Sammlung der Entscheidungen des Schweizerischen Bundesgerichts
Collection des arrêts du Tribunal fédéral suisse
Raccolta delle decisioni del Tribunale federale svizzero

BGE 125 II 183



125 II 183

17. Auszug aus dem Urteil der II. Öffentlichrechtlichen Abteilung vom 29.
Januar 1999 i.S. Eidgenössische Steuerverwaltung gegen A., Steuerverwaltung
des Kantons Basel-Landschaft und Steuerrekurskommission des Kantons
Basel-Landschaft (Verwaltungsgerichtsbeschwerde) Regeste

    Art. 33 Abs. 1 lit. c DBG; Art. 151 und 152 ZGB; Frage der
Abzugsfähigkeit eines kapitalisierten Unterhaltsbeitrags.

    Grundsätzliche Abzugsfähigkeit von «Unterhaltsbeiträgen» bei der
direkten Bundessteuer (E. 3a). Zivilrechtlicher Ursprung und Ausgestaltung
des Begriffs «Unterhaltsbeitrag» (E. 3b). Fehlen einer ausdrücklichen
Bestimmung im Gesetz (DBG und StHG) zur steuerlichen Behandlung von in
Kapitalform geleisteten Unterhaltsbeiträgen (E. 3c; E. 6d).

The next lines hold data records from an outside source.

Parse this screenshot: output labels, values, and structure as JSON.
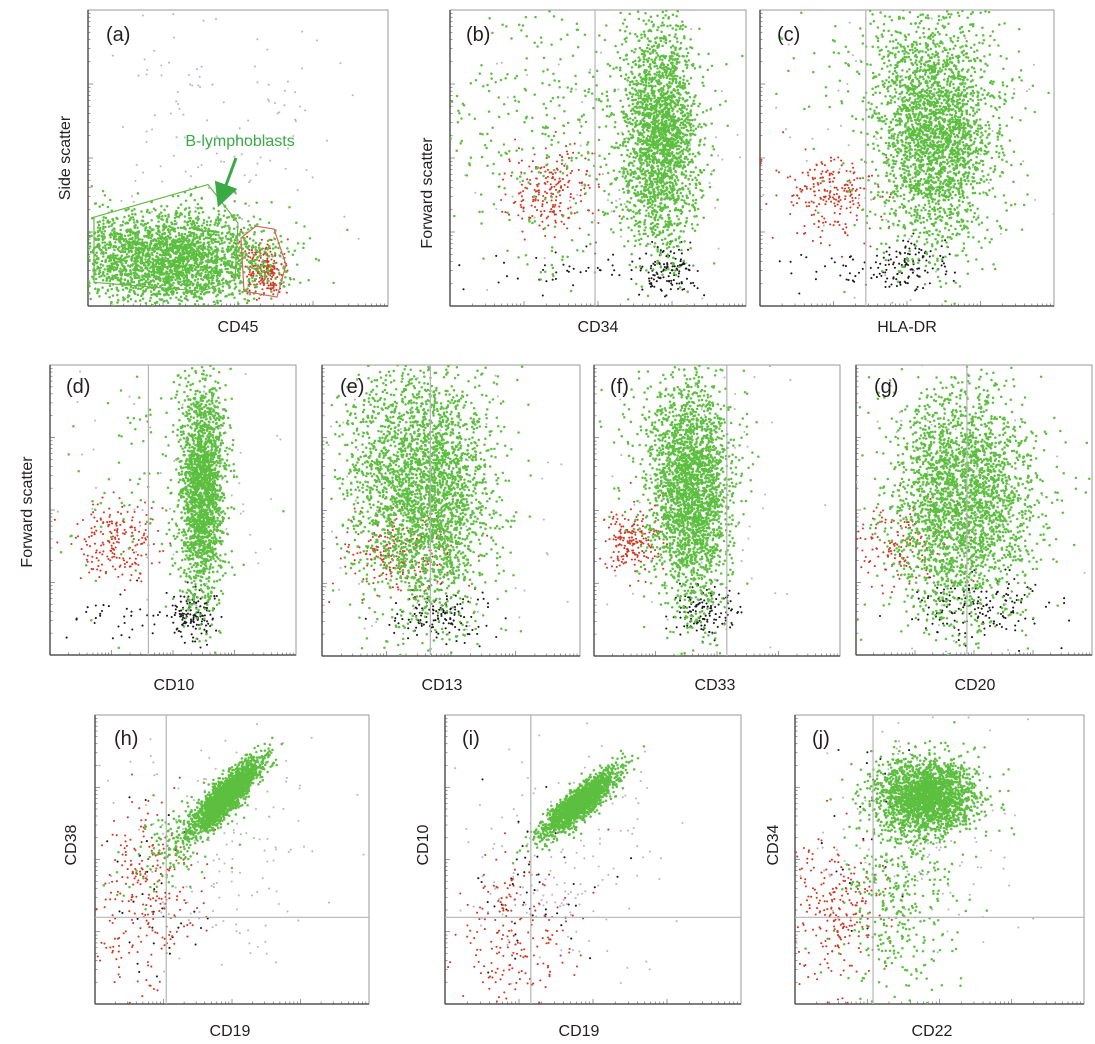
{
  "colors": {
    "blast": "#5cbf3f",
    "blast_gate": "#6ab84a",
    "lymph": "#d23a24",
    "lymph_gate": "#d46a5c",
    "debris": "#1a1a1a",
    "other": "#b8b8c8",
    "axis": "#555555",
    "quad_line": "#b5b5b5",
    "annotation": "#3aaa45"
  },
  "chart_data": [
    {
      "panel": "(a)",
      "type": "scatter",
      "xlabel": "CD45",
      "ylabel": "Side scatter",
      "xlim": [
        0,
        1
      ],
      "ylim": [
        0,
        1
      ],
      "grid": false,
      "annotation": "B-lymphoblasts",
      "populations": [
        {
          "pop": "blast",
          "x": [
            0.28,
            0.16
          ],
          "y": [
            0.16,
            0.08
          ],
          "n": 2600
        },
        {
          "pop": "lymph",
          "x": [
            0.59,
            0.035
          ],
          "y": [
            0.12,
            0.05
          ],
          "n": 230
        },
        {
          "pop": "other",
          "x": [
            0.45,
            0.24
          ],
          "y": [
            0.55,
            0.28
          ],
          "n": 160
        }
      ],
      "gates": [
        {
          "pop": "blast",
          "points": [
            [
              0.02,
              0.3
            ],
            [
              0.4,
              0.41
            ],
            [
              0.5,
              0.28
            ],
            [
              0.49,
              0.09
            ],
            [
              0.38,
              0.05
            ],
            [
              0.02,
              0.08
            ]
          ]
        },
        {
          "pop": "lymph",
          "points": [
            [
              0.51,
              0.23
            ],
            [
              0.56,
              0.27
            ],
            [
              0.62,
              0.26
            ],
            [
              0.66,
              0.14
            ],
            [
              0.63,
              0.03
            ],
            [
              0.52,
              0.05
            ]
          ]
        }
      ]
    },
    {
      "panel": "(b)",
      "type": "scatter",
      "xlabel": "CD34",
      "ylabel": "Forward scatter",
      "xlim": [
        0,
        1
      ],
      "ylim": [
        0,
        1
      ],
      "quad_x": 0.49,
      "populations": [
        {
          "pop": "blast",
          "x": [
            0.71,
            0.065
          ],
          "y": [
            0.57,
            0.19
          ],
          "n": 2200
        },
        {
          "pop": "blast",
          "x": [
            0.38,
            0.22
          ],
          "y": [
            0.57,
            0.24
          ],
          "n": 350
        },
        {
          "pop": "lymph",
          "x": [
            0.34,
            0.075
          ],
          "y": [
            0.38,
            0.065
          ],
          "n": 220
        },
        {
          "pop": "debris",
          "x": [
            0.74,
            0.045
          ],
          "y": [
            0.12,
            0.045
          ],
          "n": 120
        },
        {
          "pop": "debris",
          "x": [
            0.45,
            0.17
          ],
          "y": [
            0.12,
            0.035
          ],
          "n": 45
        },
        {
          "pop": "other",
          "x": [
            0.6,
            0.25
          ],
          "y": [
            0.55,
            0.3
          ],
          "n": 90
        }
      ]
    },
    {
      "panel": "(c)",
      "type": "scatter",
      "xlabel": "HLA-DR",
      "ylabel": "",
      "xlim": [
        0,
        1
      ],
      "ylim": [
        0,
        1
      ],
      "quad_x": 0.36,
      "populations": [
        {
          "pop": "blast",
          "x": [
            0.6,
            0.1
          ],
          "y": [
            0.58,
            0.19
          ],
          "n": 2400
        },
        {
          "pop": "blast",
          "x": [
            0.48,
            0.16
          ],
          "y": [
            0.8,
            0.14
          ],
          "n": 250
        },
        {
          "pop": "lymph",
          "x": [
            0.24,
            0.085
          ],
          "y": [
            0.37,
            0.07
          ],
          "n": 220
        },
        {
          "pop": "debris",
          "x": [
            0.52,
            0.06
          ],
          "y": [
            0.14,
            0.04
          ],
          "n": 110
        },
        {
          "pop": "debris",
          "x": [
            0.3,
            0.14
          ],
          "y": [
            0.12,
            0.035
          ],
          "n": 40
        },
        {
          "pop": "other",
          "x": [
            0.55,
            0.28
          ],
          "y": [
            0.55,
            0.32
          ],
          "n": 100
        }
      ]
    },
    {
      "panel": "(d)",
      "type": "scatter",
      "xlabel": "CD10",
      "ylabel": "Forward scatter",
      "xlim": [
        0,
        1
      ],
      "ylim": [
        0,
        1
      ],
      "quad_x": 0.4,
      "populations": [
        {
          "pop": "blast",
          "x": [
            0.62,
            0.045
          ],
          "y": [
            0.57,
            0.19
          ],
          "n": 2000
        },
        {
          "pop": "blast",
          "x": [
            0.4,
            0.2
          ],
          "y": [
            0.6,
            0.25
          ],
          "n": 100
        },
        {
          "pop": "lymph",
          "x": [
            0.26,
            0.085
          ],
          "y": [
            0.39,
            0.065
          ],
          "n": 200
        },
        {
          "pop": "debris",
          "x": [
            0.59,
            0.04
          ],
          "y": [
            0.14,
            0.045
          ],
          "n": 130
        },
        {
          "pop": "debris",
          "x": [
            0.3,
            0.16
          ],
          "y": [
            0.12,
            0.04
          ],
          "n": 40
        },
        {
          "pop": "other",
          "x": [
            0.55,
            0.25
          ],
          "y": [
            0.55,
            0.3
          ],
          "n": 70
        }
      ]
    },
    {
      "panel": "(e)",
      "type": "scatter",
      "xlabel": "CD13",
      "ylabel": "",
      "xlim": [
        0,
        1
      ],
      "ylim": [
        0,
        1
      ],
      "quad_x": 0.42,
      "populations": [
        {
          "pop": "blast",
          "x": [
            0.4,
            0.13
          ],
          "y": [
            0.55,
            0.21
          ],
          "n": 2600
        },
        {
          "pop": "blast",
          "x": [
            0.28,
            0.15
          ],
          "y": [
            0.72,
            0.16
          ],
          "n": 300
        },
        {
          "pop": "lymph",
          "x": [
            0.28,
            0.11
          ],
          "y": [
            0.36,
            0.07
          ],
          "n": 220
        },
        {
          "pop": "debris",
          "x": [
            0.44,
            0.09
          ],
          "y": [
            0.14,
            0.045
          ],
          "n": 140
        },
        {
          "pop": "other",
          "x": [
            0.45,
            0.28
          ],
          "y": [
            0.55,
            0.3
          ],
          "n": 90
        }
      ]
    },
    {
      "panel": "(f)",
      "type": "scatter",
      "xlabel": "CD33",
      "ylabel": "",
      "xlim": [
        0,
        1
      ],
      "ylim": [
        0,
        1
      ],
      "quad_x": 0.54,
      "populations": [
        {
          "pop": "blast",
          "x": [
            0.4,
            0.08
          ],
          "y": [
            0.56,
            0.2
          ],
          "n": 2300
        },
        {
          "pop": "blast",
          "x": [
            0.3,
            0.13
          ],
          "y": [
            0.72,
            0.18
          ],
          "n": 250
        },
        {
          "pop": "lymph",
          "x": [
            0.16,
            0.06
          ],
          "y": [
            0.39,
            0.055
          ],
          "n": 200
        },
        {
          "pop": "debris",
          "x": [
            0.45,
            0.07
          ],
          "y": [
            0.15,
            0.045
          ],
          "n": 130
        },
        {
          "pop": "other",
          "x": [
            0.45,
            0.28
          ],
          "y": [
            0.55,
            0.3
          ],
          "n": 80
        }
      ]
    },
    {
      "panel": "(g)",
      "type": "scatter",
      "xlabel": "CD20",
      "ylabel": "",
      "xlim": [
        0,
        1
      ],
      "ylim": [
        0,
        1
      ],
      "quad_x": 0.47,
      "populations": [
        {
          "pop": "blast",
          "x": [
            0.45,
            0.15
          ],
          "y": [
            0.54,
            0.2
          ],
          "n": 2700
        },
        {
          "pop": "lymph",
          "x": [
            0.2,
            0.12
          ],
          "y": [
            0.38,
            0.07
          ],
          "n": 160
        },
        {
          "pop": "debris",
          "x": [
            0.54,
            0.16
          ],
          "y": [
            0.17,
            0.06
          ],
          "n": 160
        },
        {
          "pop": "other",
          "x": [
            0.45,
            0.3
          ],
          "y": [
            0.55,
            0.3
          ],
          "n": 80
        }
      ]
    },
    {
      "panel": "(h)",
      "type": "scatter",
      "xlabel": "CD19",
      "ylabel": "CD38",
      "xlim": [
        0,
        1
      ],
      "ylim": [
        0,
        1
      ],
      "quad_x": 0.26,
      "quad_y": 0.3,
      "populations": [
        {
          "pop": "blast",
          "x": [
            0.48,
            0.06
          ],
          "y": [
            0.72,
            0.06
          ],
          "n": 2000,
          "corr": 0.85
        },
        {
          "pop": "blast",
          "x": [
            0.32,
            0.1
          ],
          "y": [
            0.58,
            0.1
          ],
          "n": 200,
          "corr": 0.7
        },
        {
          "pop": "lymph",
          "x": [
            0.18,
            0.1
          ],
          "y": [
            0.38,
            0.16
          ],
          "n": 260
        },
        {
          "pop": "debris",
          "x": [
            0.22,
            0.08
          ],
          "y": [
            0.4,
            0.18
          ],
          "n": 40
        },
        {
          "pop": "other",
          "x": [
            0.45,
            0.2
          ],
          "y": [
            0.55,
            0.22
          ],
          "n": 160
        }
      ]
    },
    {
      "panel": "(i)",
      "type": "scatter",
      "xlabel": "CD19",
      "ylabel": "CD10",
      "xlim": [
        0,
        1
      ],
      "ylim": [
        0,
        1
      ],
      "quad_x": 0.29,
      "quad_y": 0.3,
      "populations": [
        {
          "pop": "blast",
          "x": [
            0.46,
            0.06
          ],
          "y": [
            0.7,
            0.055
          ],
          "n": 1800,
          "corr": 0.85
        },
        {
          "pop": "lymph",
          "x": [
            0.22,
            0.11
          ],
          "y": [
            0.25,
            0.14
          ],
          "n": 200
        },
        {
          "pop": "debris",
          "x": [
            0.3,
            0.1
          ],
          "y": [
            0.4,
            0.2
          ],
          "n": 50
        },
        {
          "pop": "other",
          "x": [
            0.42,
            0.18
          ],
          "y": [
            0.5,
            0.2
          ],
          "n": 160
        }
      ]
    },
    {
      "panel": "(j)",
      "type": "scatter",
      "xlabel": "CD22",
      "ylabel": "CD34",
      "xlim": [
        0,
        1
      ],
      "ylim": [
        0,
        1
      ],
      "quad_x": 0.27,
      "quad_y": 0.3,
      "populations": [
        {
          "pop": "blast",
          "x": [
            0.46,
            0.085
          ],
          "y": [
            0.72,
            0.065
          ],
          "n": 2200
        },
        {
          "pop": "blast",
          "x": [
            0.36,
            0.09
          ],
          "y": [
            0.4,
            0.2
          ],
          "n": 400
        },
        {
          "pop": "lymph",
          "x": [
            0.15,
            0.08
          ],
          "y": [
            0.32,
            0.13
          ],
          "n": 240
        },
        {
          "pop": "debris",
          "x": [
            0.3,
            0.1
          ],
          "y": [
            0.6,
            0.2
          ],
          "n": 30
        },
        {
          "pop": "other",
          "x": [
            0.45,
            0.2
          ],
          "y": [
            0.6,
            0.22
          ],
          "n": 140
        }
      ]
    }
  ]
}
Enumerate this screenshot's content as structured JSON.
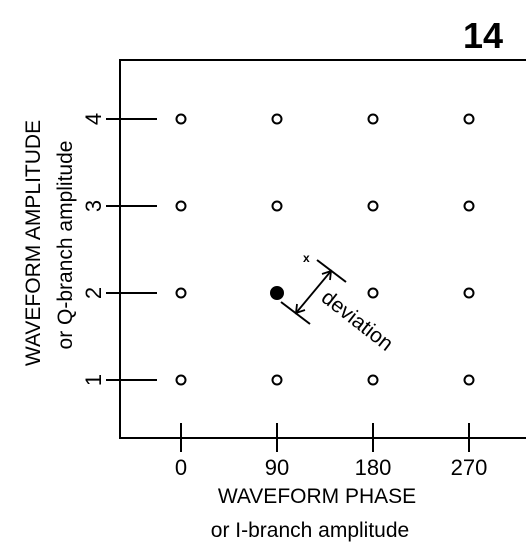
{
  "figure": {
    "number": "14",
    "colors": {
      "ink": "#000000",
      "background": "#ffffff"
    }
  },
  "chart_data": {
    "type": "scatter",
    "xlabel_line1": "WAVEFORM PHASE",
    "xlabel_line2": "or I-branch amplitude",
    "ylabel_line1": "WAVEFORM AMPLITUDE",
    "ylabel_line2": "or Q-branch amplitude",
    "x_ticks": [
      0,
      90,
      180,
      270
    ],
    "y_ticks": [
      1,
      2,
      3,
      4
    ],
    "constellation_points": [
      {
        "x": 0,
        "y": 1
      },
      {
        "x": 90,
        "y": 1
      },
      {
        "x": 180,
        "y": 1
      },
      {
        "x": 270,
        "y": 1
      },
      {
        "x": 0,
        "y": 2
      },
      {
        "x": 90,
        "y": 2
      },
      {
        "x": 180,
        "y": 2
      },
      {
        "x": 270,
        "y": 2
      },
      {
        "x": 0,
        "y": 3
      },
      {
        "x": 90,
        "y": 3
      },
      {
        "x": 180,
        "y": 3
      },
      {
        "x": 270,
        "y": 3
      },
      {
        "x": 0,
        "y": 4
      },
      {
        "x": 90,
        "y": 4
      },
      {
        "x": 180,
        "y": 4
      },
      {
        "x": 270,
        "y": 4
      }
    ],
    "highlighted_point": {
      "x": 90,
      "y": 2
    },
    "received_marker": {
      "label": "x"
    },
    "annotation": {
      "label": "deviation"
    },
    "grid": false
  }
}
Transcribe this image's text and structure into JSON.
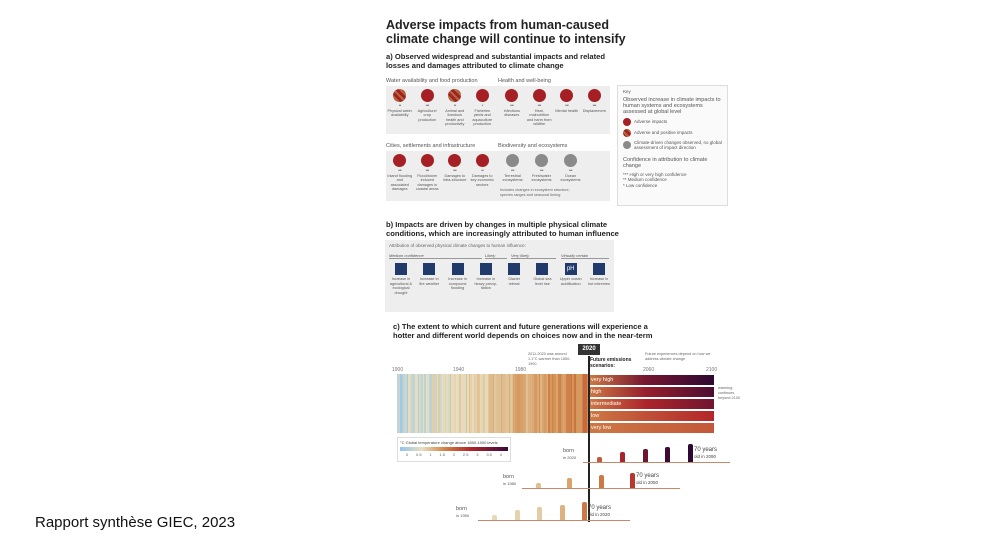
{
  "title": "Adverse impacts from human-caused climate change will continue to intensify",
  "panel_a": {
    "heading": "a) Observed widespread and substantial impacts and related losses and damages attributed to climate change",
    "groups": [
      {
        "label": "Water availability and food production",
        "items": [
          {
            "label": "Physical water availability",
            "stars": "**",
            "kind": "mix"
          },
          {
            "label": "Agriculture/ crop production",
            "stars": "***",
            "kind": "red"
          },
          {
            "label": "Animal and livestock health and productivity",
            "stars": "**",
            "kind": "mix"
          },
          {
            "label": "Fisheries yields and aquaculture production",
            "stars": "*",
            "kind": "red"
          }
        ]
      },
      {
        "label": "Health and well-being",
        "items": [
          {
            "label": "Infectious diseases",
            "stars": "***",
            "kind": "red"
          },
          {
            "label": "Heat, malnutrition and harm from wildfire",
            "stars": "***",
            "kind": "red"
          },
          {
            "label": "Mental health",
            "stars": "***",
            "kind": "red"
          },
          {
            "label": "Displacement",
            "stars": "***",
            "kind": "red"
          }
        ]
      },
      {
        "label": "Cities, settlements and infrastructure",
        "items": [
          {
            "label": "Inland flooding and associated damages",
            "stars": "***",
            "kind": "red"
          },
          {
            "label": "Flood/storm induced damages in coastal areas",
            "stars": "***",
            "kind": "red"
          },
          {
            "label": "Damages to infra-structure",
            "stars": "***",
            "kind": "red"
          },
          {
            "label": "Damages to key economic sectors",
            "stars": "**",
            "kind": "red"
          }
        ]
      },
      {
        "label": "Biodiversity and ecosystems",
        "items": [
          {
            "label": "Terrestrial ecosystems",
            "stars": "***",
            "kind": "gray"
          },
          {
            "label": "Freshwater ecosystems",
            "stars": "***",
            "kind": "gray"
          },
          {
            "label": "Ocean ecosystems",
            "stars": "***",
            "kind": "gray"
          }
        ],
        "note": "Includes changes in ecosystem structure, species ranges and seasonal timing"
      }
    ],
    "key": {
      "label": "Key",
      "title": "Observed increase in climate impacts to human systems and ecosystems assessed at global level",
      "entries": [
        "Adverse impacts",
        "Adverse and positive impacts",
        "Climate-driven changes observed, no global assessment of impact direction"
      ],
      "confidence_title": "Confidence in attribution to climate change",
      "confidence": [
        "*** High or very high confidence",
        "** Medium confidence",
        "* Low confidence"
      ]
    }
  },
  "panel_b": {
    "heading": "b) Impacts are driven by changes in multiple physical climate conditions, which are increasingly attributed to human influence",
    "subtitle": "Attribution of observed physical climate changes to human influence:",
    "categories": [
      "Medium confidence",
      "Likely",
      "Very likely",
      "Virtually certain"
    ],
    "items": [
      "Increase in agricultural & ecological drought",
      "Increase in fire weather",
      "Increase in compound flooding",
      "Increase in heavy precip-itation",
      "Glacier retreat",
      "Global sea level rise",
      "Upper ocean acidification",
      "Increase in hot extremes"
    ]
  },
  "panel_c": {
    "heading": "c) The extent to which current and future generations will experience a hotter and different world depends on choices now and in the near-term",
    "year_marker": "2020",
    "note_2011": "2011-2020 was around 1.1°C warmer than 1850-1900",
    "note_future": "Future experiences depend on how we address climate change",
    "scenarios_label": "Future emissions scenarios:",
    "years": [
      "1900",
      "1940",
      "1980",
      "2060",
      "2100"
    ],
    "scenarios": [
      "very high",
      "high",
      "intermediate",
      "low",
      "very low"
    ],
    "side_note": "warming continues beyond 2100",
    "legend_title": "°C Global temperature change above 1850-1900 levels",
    "legend_ticks": [
      "0",
      "0.5",
      "1",
      "1.5",
      "2",
      "2.5",
      "3",
      "3.5",
      "4"
    ],
    "generations": [
      {
        "born": "born",
        "born_year": "in 2020",
        "old": "70 years",
        "old_year": "old in 2090"
      },
      {
        "born": "born",
        "born_year": "in 1980",
        "old": "70 years",
        "old_year": "old in 2050"
      },
      {
        "born": "born",
        "born_year": "in 1950",
        "old": "70 years",
        "old_year": "old in 2020"
      }
    ],
    "colors": {
      "cool": "#8fc3ea",
      "neutral": "#e8e0c0",
      "warm": "#d28a4a",
      "hot": "#b3262a",
      "very_hot": "#3a0a3a"
    }
  },
  "caption": "Rapport synthèse GIEC, 2023"
}
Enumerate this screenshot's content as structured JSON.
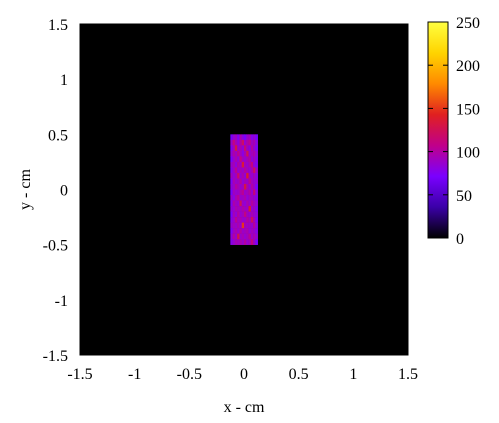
{
  "chart_data": {
    "type": "heatmap",
    "title": "",
    "xlabel": "x - cm",
    "ylabel": "y - cm",
    "xlim": [
      -1.5,
      1.5
    ],
    "ylim": [
      -1.5,
      1.5
    ],
    "x_ticks": [
      "-1.5",
      "-1",
      "-0.5",
      "0",
      "0.5",
      "1",
      "1.5"
    ],
    "y_ticks": [
      "-1.5",
      "-1",
      "-0.5",
      "0",
      "0.5",
      "1",
      "1.5"
    ],
    "x_tick_values": [
      -1.5,
      -1,
      -0.5,
      0,
      0.5,
      1,
      1.5
    ],
    "y_tick_values": [
      -1.5,
      -1,
      -0.5,
      0,
      0.5,
      1,
      1.5
    ],
    "background_value": 0,
    "colorbar": {
      "min": 0,
      "max": 250,
      "ticks": [
        "0",
        "50",
        "100",
        "150",
        "200",
        "250"
      ],
      "tick_values": [
        0,
        50,
        100,
        150,
        200,
        250
      ],
      "palette_stops": [
        "#000000",
        "#3b00a8",
        "#7a00ff",
        "#c0008a",
        "#e02020",
        "#ff8a00",
        "#ffd400",
        "#ffff40"
      ]
    },
    "hot_region": {
      "x_range": [
        -0.125,
        0.125
      ],
      "y_range": [
        -0.5,
        0.5
      ],
      "grid": [
        [
          70,
          85,
          90,
          75,
          95,
          80,
          72,
          88,
          92,
          78,
          84,
          70
        ],
        [
          88,
          110,
          95,
          82,
          100,
          120,
          86,
          98,
          105,
          90,
          94,
          80
        ],
        [
          76,
          92,
          130,
          88,
          96,
          84,
          115,
          90,
          82,
          100,
          88,
          74
        ],
        [
          84,
          98,
          90,
          105,
          92,
          80,
          94,
          125,
          86,
          92,
          96,
          82
        ],
        [
          72,
          88,
          96,
          84,
          110,
          92,
          86,
          94,
          100,
          84,
          90,
          78
        ],
        [
          86,
          94,
          82,
          98,
          88,
          135,
          92,
          86,
          96,
          110,
          84,
          76
        ],
        [
          78,
          90,
          104,
          86,
          94,
          88,
          100,
          92,
          84,
          96,
          120,
          88
        ],
        [
          90,
          84,
          92,
          118,
          86,
          96,
          84,
          140,
          90,
          86,
          94,
          80
        ],
        [
          74,
          96,
          88,
          90,
          102,
          84,
          92,
          88,
          106,
          92,
          86,
          84
        ],
        [
          82,
          88,
          100,
          94,
          86,
          92,
          130,
          96,
          84,
          98,
          90,
          72
        ],
        [
          70,
          92,
          86,
          88,
          96,
          104,
          88,
          92,
          100,
          86,
          112,
          80
        ],
        [
          86,
          80,
          94,
          102,
          88,
          90,
          96,
          84,
          92,
          90,
          88,
          78
        ],
        [
          76,
          98,
          90,
          86,
          124,
          88,
          84,
          96,
          88,
          100,
          92,
          84
        ],
        [
          84,
          86,
          96,
          92,
          90,
          98,
          92,
          88,
          140,
          86,
          90,
          76
        ],
        [
          72,
          94,
          84,
          100,
          86,
          92,
          110,
          90,
          86,
          94,
          88,
          82
        ],
        [
          80,
          88,
          104,
          90,
          96,
          86,
          88,
          100,
          92,
          120,
          96,
          74
        ],
        [
          86,
          92,
          88,
          96,
          84,
          150,
          94,
          88,
          90,
          86,
          102,
          80
        ],
        [
          74,
          90,
          96,
          86,
          100,
          88,
          92,
          96,
          84,
          92,
          88,
          78
        ],
        [
          82,
          100,
          86,
          128,
          88,
          94,
          86,
          92,
          104,
          88,
          96,
          84
        ],
        [
          78,
          86,
          94,
          90,
          96,
          88,
          100,
          86,
          92,
          110,
          90,
          72
        ]
      ]
    }
  }
}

    Auslegung von Art. 33 Abs. 1 lit. c DBG. Abzugsfähigkeit von
Kapitalleistungen verneint (E. 4-8).

Sachverhalt

    A.- Gestützt auf eine am 16. Dezember 1993 durch das Bezirksgericht
Liestal mit berichtigtem Urteil genehmigte Scheidungsvereinbarung vom
24. August 1993 bezahlte A. seiner geschiedenen Ehefrau eine pauschale
Abfindung im Betrag von Fr. 93'000.-- zur Abgeltung einer lebenslänglichen
unabänderlichen Unterhaltsrente gemäss Artikel 151 ZGB von monatlich
Fr. 380.--.

    Für diese Abfindung machte A. im Bemessungsjahr 1994 einen Abzug von
Fr. 93'000.-- geltend; die Steuerverwaltung strich diesen indessen in der
definitiven Veranlagung der direkten Bundessteuer 1995/96 vom 19. Februar
1996 und veranlagte A. für ein steuerbares Einkommen von Fr. 102'176.--.

    A. erhob am 20. März 1996 gegen diese Verfügung Einsprache. Mit
Schreiben vom 16. April 1996 leitete die Steuerverwaltung des
Kantons Basel-Landschaft die Einsprache mit Zustimmung von A. an die
Steuerrekurskommission des Kantons Basel-Landschaft (im Folgenden:
Rekurskommission) weiter. Diese hiess den Rekurs mit Entscheid vom 30.
August 1996 teilweise gut und liess einen reduzierten Betrag von Fr.
78'000.- im Bemessungsjahr 1994 als Unterhalt nach Art. 33 Abs. 1 lit. c
des Bundesgesetzes vom 14. Dezember 1990 über die direkte Bundessteuer
(DBG; SR 642.11) zum Abzug zu.

    Hiergegen führt die Eidgenössische Steuerverwaltung mit Eingabe vom 18.
April 1997 Verwaltungsgerichtsbeschwerde. Sie beantragt, den Entscheid
der Steuerrekurskommission des Kantons Basel-Landschaft vom 30. August
1996 aufzuheben und die zum Abzug zugelassene Kapitalabfindung von
Fr. 78'000.-- dem steuerbaren Einkommen von A. in der Bemessungsperiode
1994 wieder hinzuzurechnen.

    Die Steuerrekurskommission des Kantons Basel-Landschaft
schliesst auf Abweisung des Rechtsmittels. A. beantragt, die
Verwaltungsgerichtsbeschwerde abzuweisen und den Entscheid der Vorinstanz
zu bestätigen. Die Steuerverwaltung des Kantons Basel-Landschaft
verzichtete auf einen Antrag. Das Bundesgericht heisst die Beschwerde gut

Auszug aus den Erwägungen:

                    aus folgenden Erwägungen:

Erwägung 3

    3.- a) Gemäss Art. 33 Abs. 1 lit. c DBG werden von den Einkünften
«die Unterhaltsbeiträge an den geschiedenen, gerichtlich oder tatsächlich
getrennt lebenden Ehegatten...» abgezogen. Dieser hat die erhaltenen
Beiträge zu versteuern (Art. 23 lit. f. DBG).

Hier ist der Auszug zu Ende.